Welcome to AMMSA.COM, the news archive website for our family of Indigenous news publications.

No subpoenas for minister, prime minister

Author

Paul Barnsley, Windspeaker Staff Writer, Calgary

Volume

21

Issue

7

Year

2003

Page 11

The Samson Cree Nation's attempt to call Indian Affairs Minister Robert Nault and Prime Minister Jean Chretien as witnesses in a landmark billion dollar trust monies case against the Crown has been rejected by a Federal Court judge.

Justice Max M. Teitelbaum handed down his decision in late August. Samson Cree Nation lawyer James O'Reilly filed an appeal almost immediately.

In his decision, the judge upheld the concept of parliamentary privilege. Lawyers representing Nault and Chretien had raised the privilege as a reason why they should not be called to give evidence in the trial.

O'Reilly said his appeal will explore the idea that parliamentary privilege as it currently exists is an outdated concept that prevents accountability and frustrates the search for justice. He believes he made that point in front of Justice Teitelbaum, but said the Federal Court judge wasn't ready to listen.

"We submitted authorities galore, well over 100. And we went over the whole history of this and Justice Teitelbaum didn't consider a lot of what we put before him," the lawyer said.

He noted that the judge's decision revolved around the necessity and importance of allowing lawmakers to be available to perform their important function.

"But what privilege is really necessary for parliament to function," O'Reilly asked. "Are you going to tell Samson that, when you have a quorum of 20 people in parliament, that the presence of each and every one of the members at all times is absolutely indispensable for parliament to carry out its job?

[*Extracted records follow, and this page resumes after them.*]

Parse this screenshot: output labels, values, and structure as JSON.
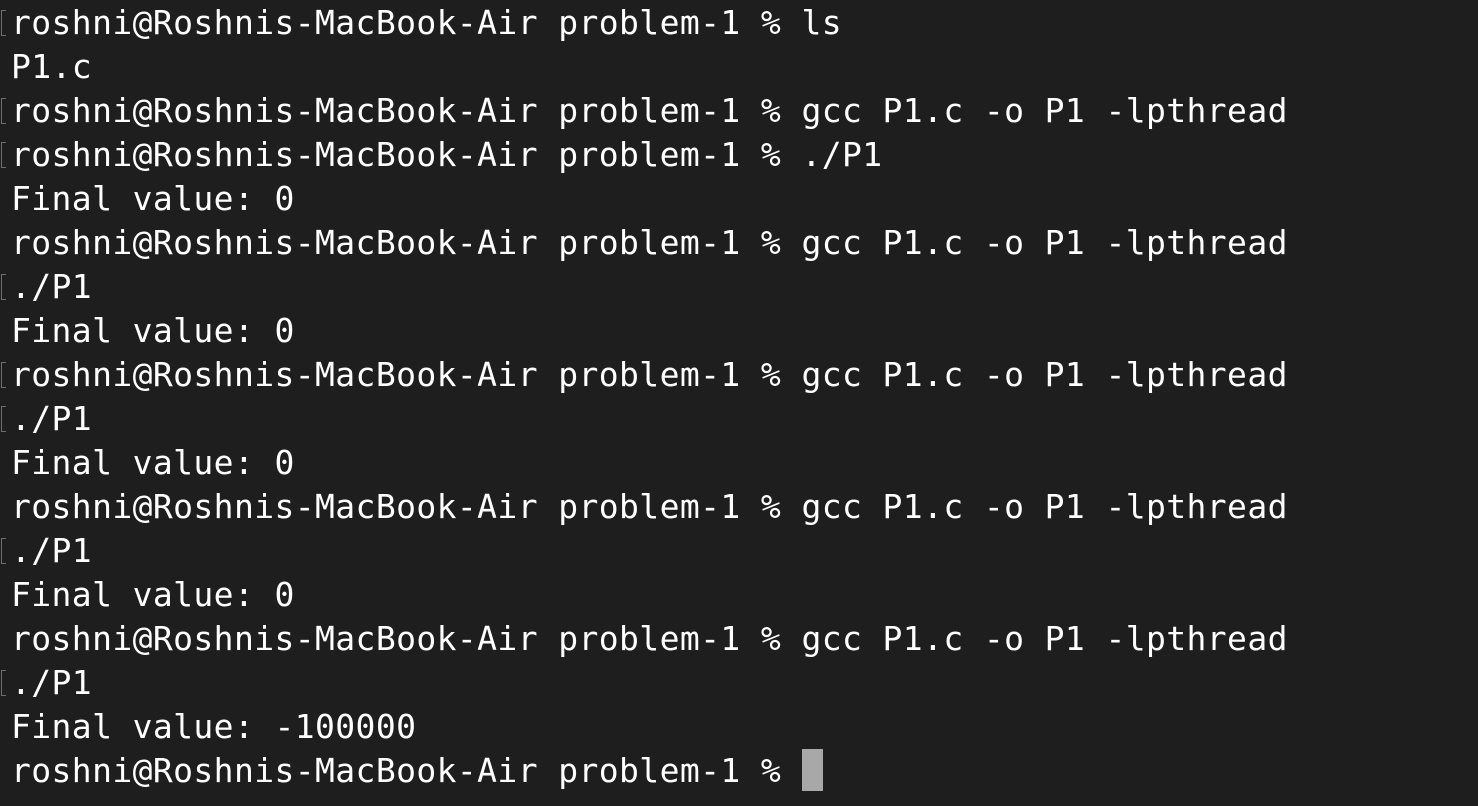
{
  "terminal": {
    "lines": [
      {
        "text": "roshni@Roshnis-MacBook-Air problem-1 % ls",
        "mark": true
      },
      {
        "text": "P1.c",
        "mark": false
      },
      {
        "text": "roshni@Roshnis-MacBook-Air problem-1 % gcc P1.c -o P1 -lpthread",
        "mark": true
      },
      {
        "text": "roshni@Roshnis-MacBook-Air problem-1 % ./P1",
        "mark": true
      },
      {
        "text": "Final value: 0",
        "mark": false
      },
      {
        "text": "roshni@Roshnis-MacBook-Air problem-1 % gcc P1.c -o P1 -lpthread",
        "mark": false
      },
      {
        "text": "./P1",
        "mark": true
      },
      {
        "text": "Final value: 0",
        "mark": false
      },
      {
        "text": "roshni@Roshnis-MacBook-Air problem-1 % gcc P1.c -o P1 -lpthread",
        "mark": true
      },
      {
        "text": "./P1",
        "mark": true
      },
      {
        "text": "Final value: 0",
        "mark": false
      },
      {
        "text": "roshni@Roshnis-MacBook-Air problem-1 % gcc P1.c -o P1 -lpthread",
        "mark": false
      },
      {
        "text": "./P1",
        "mark": true
      },
      {
        "text": "Final value: 0",
        "mark": false
      },
      {
        "text": "roshni@Roshnis-MacBook-Air problem-1 % gcc P1.c -o P1 -lpthread",
        "mark": false
      },
      {
        "text": "./P1",
        "mark": true
      },
      {
        "text": "Final value: -100000",
        "mark": false
      }
    ],
    "current_prompt": "roshni@Roshnis-MacBook-Air problem-1 % ",
    "colors": {
      "background": "#1e1e1e",
      "foreground": "#ffffff",
      "cursor": "#a8a8a8",
      "mark": "#6f6f6f"
    }
  }
}
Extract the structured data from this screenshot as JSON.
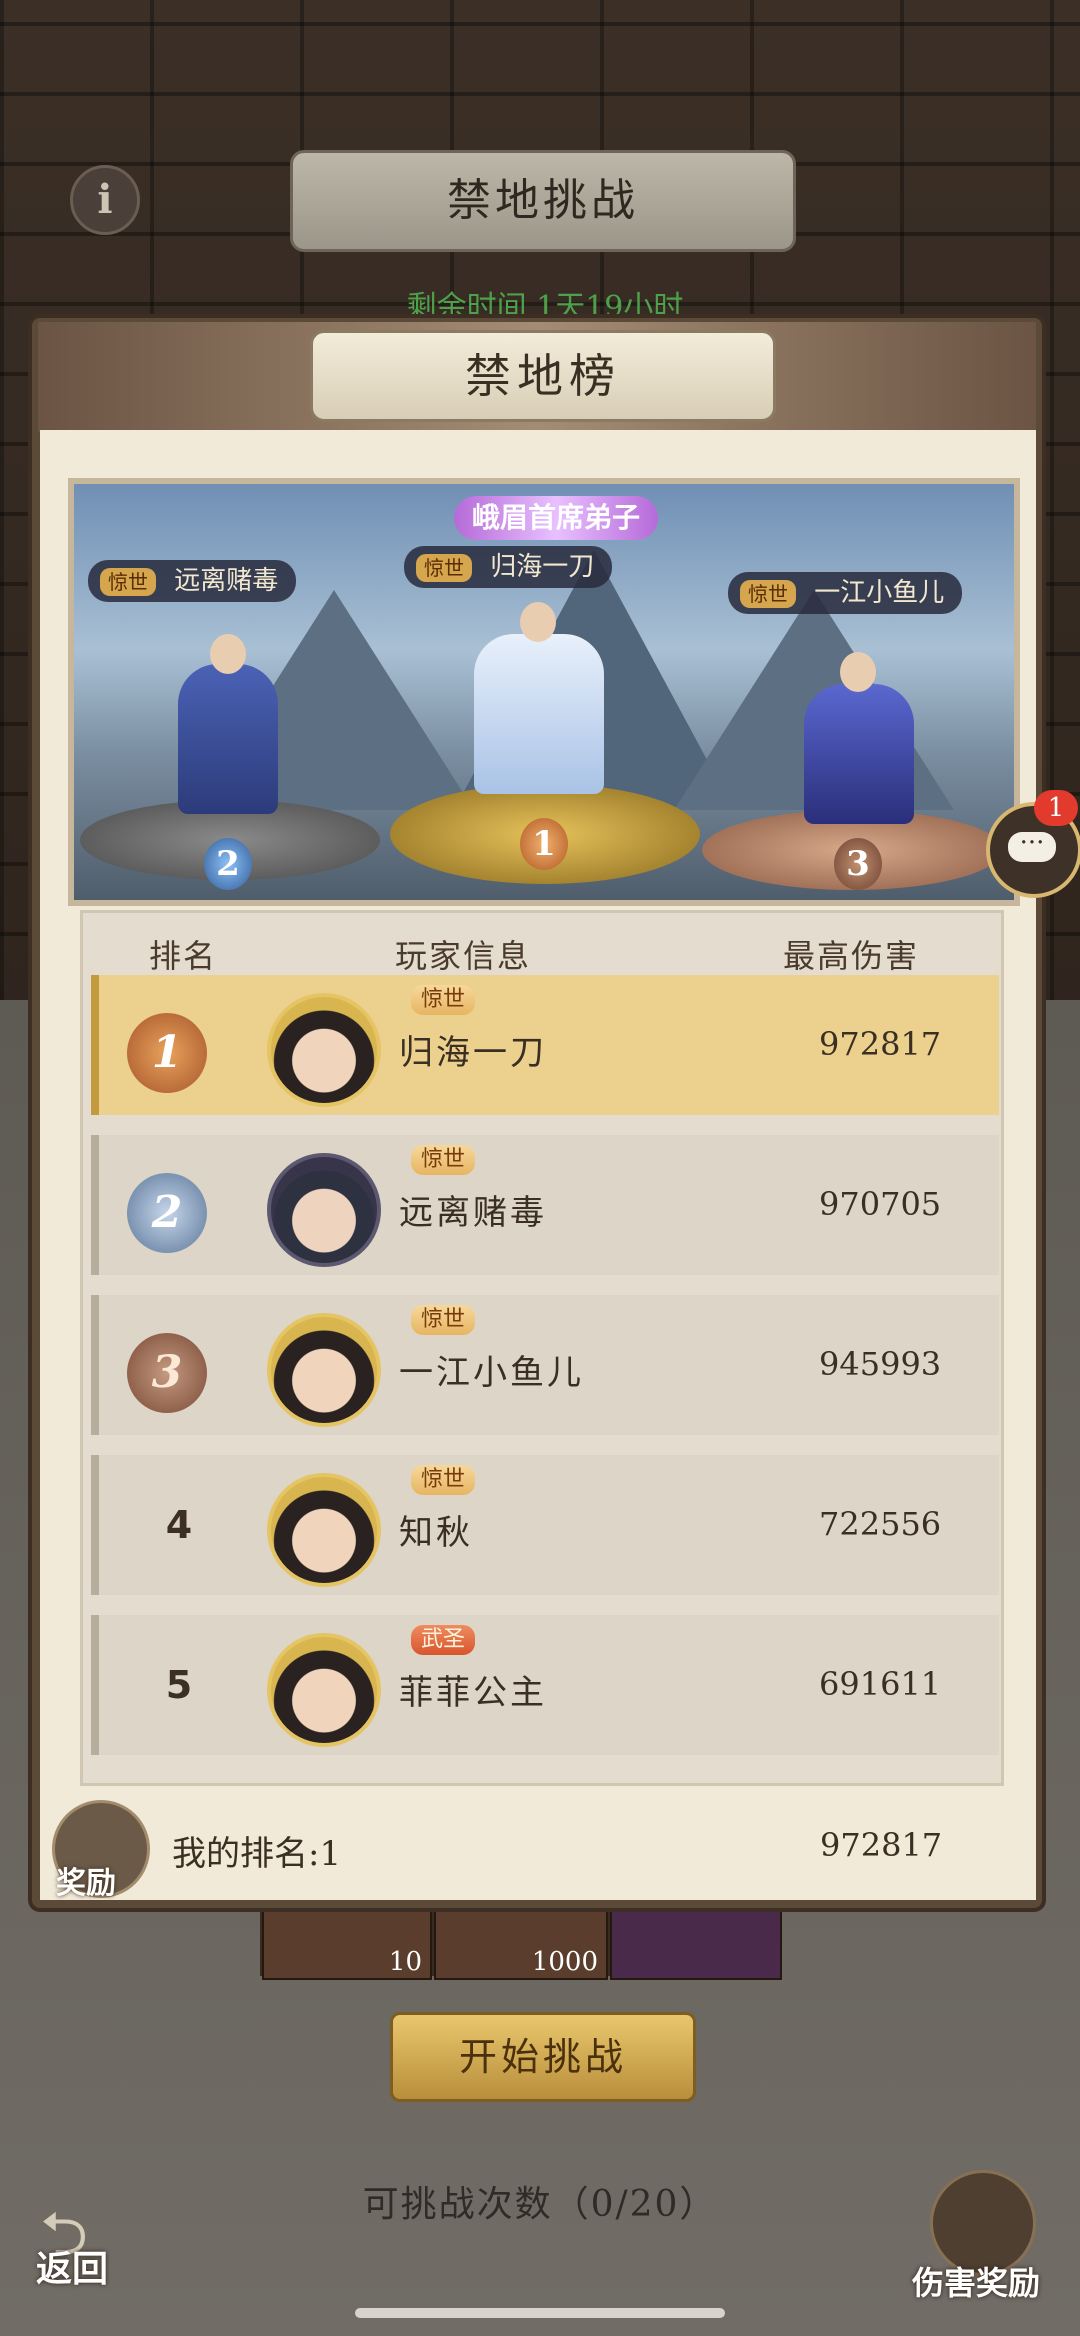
{
  "header": {
    "title": "禁地挑战",
    "remaining_time": "剩余时间 1天19小时"
  },
  "modal": {
    "title": "禁地榜",
    "podium": {
      "title_badge": "峨眉首席弟子",
      "entries": [
        {
          "rank": "1",
          "tier": "惊世",
          "name": "归海一刀"
        },
        {
          "rank": "2",
          "tier": "惊世",
          "name": "远离赌毒"
        },
        {
          "rank": "3",
          "tier": "惊世",
          "name": "一江小鱼儿"
        }
      ]
    },
    "table": {
      "headers": {
        "rank": "排名",
        "player": "玩家信息",
        "damage": "最高伤害"
      },
      "rows": [
        {
          "rank": "1",
          "tier": "惊世",
          "name": "归海一刀",
          "damage": "972817"
        },
        {
          "rank": "2",
          "tier": "惊世",
          "name": "远离赌毒",
          "damage": "970705"
        },
        {
          "rank": "3",
          "tier": "惊世",
          "name": "一江小鱼儿",
          "damage": "945993"
        },
        {
          "rank": "4",
          "tier": "惊世",
          "name": "知秋",
          "damage": "722556"
        },
        {
          "rank": "5",
          "tier": "武圣",
          "name": "菲菲公主",
          "damage": "691611"
        }
      ]
    },
    "my_rank": {
      "label": "我的排名:1",
      "damage": "972817",
      "reward_label": "奖励"
    }
  },
  "chat": {
    "badge": "1"
  },
  "bottom": {
    "items": [
      {
        "count": "10"
      },
      {
        "count": "1000"
      }
    ],
    "start_button": "开始挑战",
    "attempts": "可挑战次数（0/20）",
    "back_label": "返回",
    "damage_reward_label": "伤害奖励"
  },
  "colors": {
    "accent_gold": "#ecd08e",
    "remaining_time_green": "#4ea14a",
    "chat_badge_red": "#e23a2c"
  }
}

I don't think so."

The lawyer said he could see parliamentary privilege outweighing the duties of a citizen to testify if there was a national emergency that required all parliamentarians to return to Ottawa.

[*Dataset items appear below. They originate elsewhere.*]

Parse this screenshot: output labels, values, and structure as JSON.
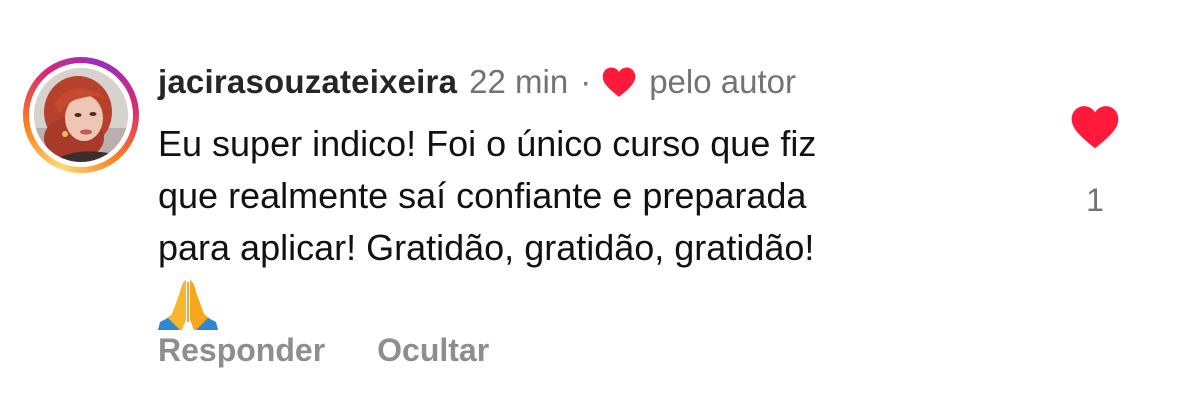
{
  "comment": {
    "username": "jacirasouzateixeira",
    "time": "22 min",
    "separator": "·",
    "liked_by_author_label": "pelo autor",
    "text_lines": [
      "Eu super indico! Foi o único curso que fiz",
      "que realmente saí confiante e preparada",
      "para aplicar! Gratidão, gratidão, gratidão!"
    ],
    "emoji": "praying-hands",
    "like_count": "1",
    "liked": true
  },
  "actions": {
    "reply_label": "Responder",
    "hide_label": "Ocultar"
  },
  "icons": {
    "author_heart": "heart-icon",
    "like_button": "heart-icon",
    "emoji": "praying-hands-icon"
  },
  "colors": {
    "heart": "#ff1a3c",
    "username": "#262626",
    "meta": "#737373",
    "action": "#8e8e8e",
    "text": "#111111"
  }
}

"But this one gives them a blanket immunity and we say that doesn't make any sense," he said.

The privileges that are extended to parliamentarians have their roots in practices developed centuries ago, he said. Windspeaker asked if parliamentary privilege could be seen as a relic of the colonial era.

"Even pre-colonial," he answered. "And it sets up a real double standard. The chief is compellable. They can call him at any time, apparently. But an MP or a senator . . . be clear on this. This privilege is a parliamentary privilege. It applies to every sitting senator and every sitting member of Parliament. Being a minister or prime minister has nothing to do with this privilege.

Everybody, including the opposition MPs, they can say, 'We're immune from court processes.'"

Even if an MP is the only witness to a crime, that MP could, in theory, refuse to attend court and that would potentially allow a criminal to go unpunished.

"He can just say 'No, I'm sorry I'm an MP' and that's it," O'Reilly said.

O'Reilly said the privilege seems to apply almost all the time. During breaks when Parliament isn't sitting, it is still considered to be in session. The privilege applies for 90 days before and after Parliament is in session.

"So all summer long, parliament was in session. When Paul Martin was running around hosting barbecues and so on, he had parliamentary privilege," he said.

O'Reilly believes the judge did not give adequate consideration to a very complex area of the law that was central to his argument. He will re-emphasize that on appeal.

He believes the judge did not give his argument about the difference between a charter right and a constitutional right the consideration it deserved.

He argued that Aboriginal rights are not subject to normal limits.

"So you've got a limit, which really tries to deal with competing rights and rights aren't absolute. So if I've got a right of free speech, I can't go into my neighbor's house and start shouting and screaming and say I'm exercising my right of free speech," he said. "With Section 35 rights, they're outside the Charter. So it's like having a second Charter dealing only with rights of Aboriginal peoples. That's part two of the Constittion Act, 1982, which is Section 35."

Aboriginal rights are not subject to the same limits that other basic rights are because courts have ruled that Aboriginal rights can only be balanced against competing rights if there is a clearly defined, justifiable reason to do so, he said.

"But, obviously, as the courts have said too, these Aboriginal and treaty rights aren't totally absolute and don't automatically take precedence over any other rights. So they say, "OK, you can infringe or impair or trample upon these rights. But under what conditions?' Not under the conditions that can be demonstrably justified in a free and democratic society. You have to have a valid legislative objective, a valid legislative purpose and you have to take into account certain other things."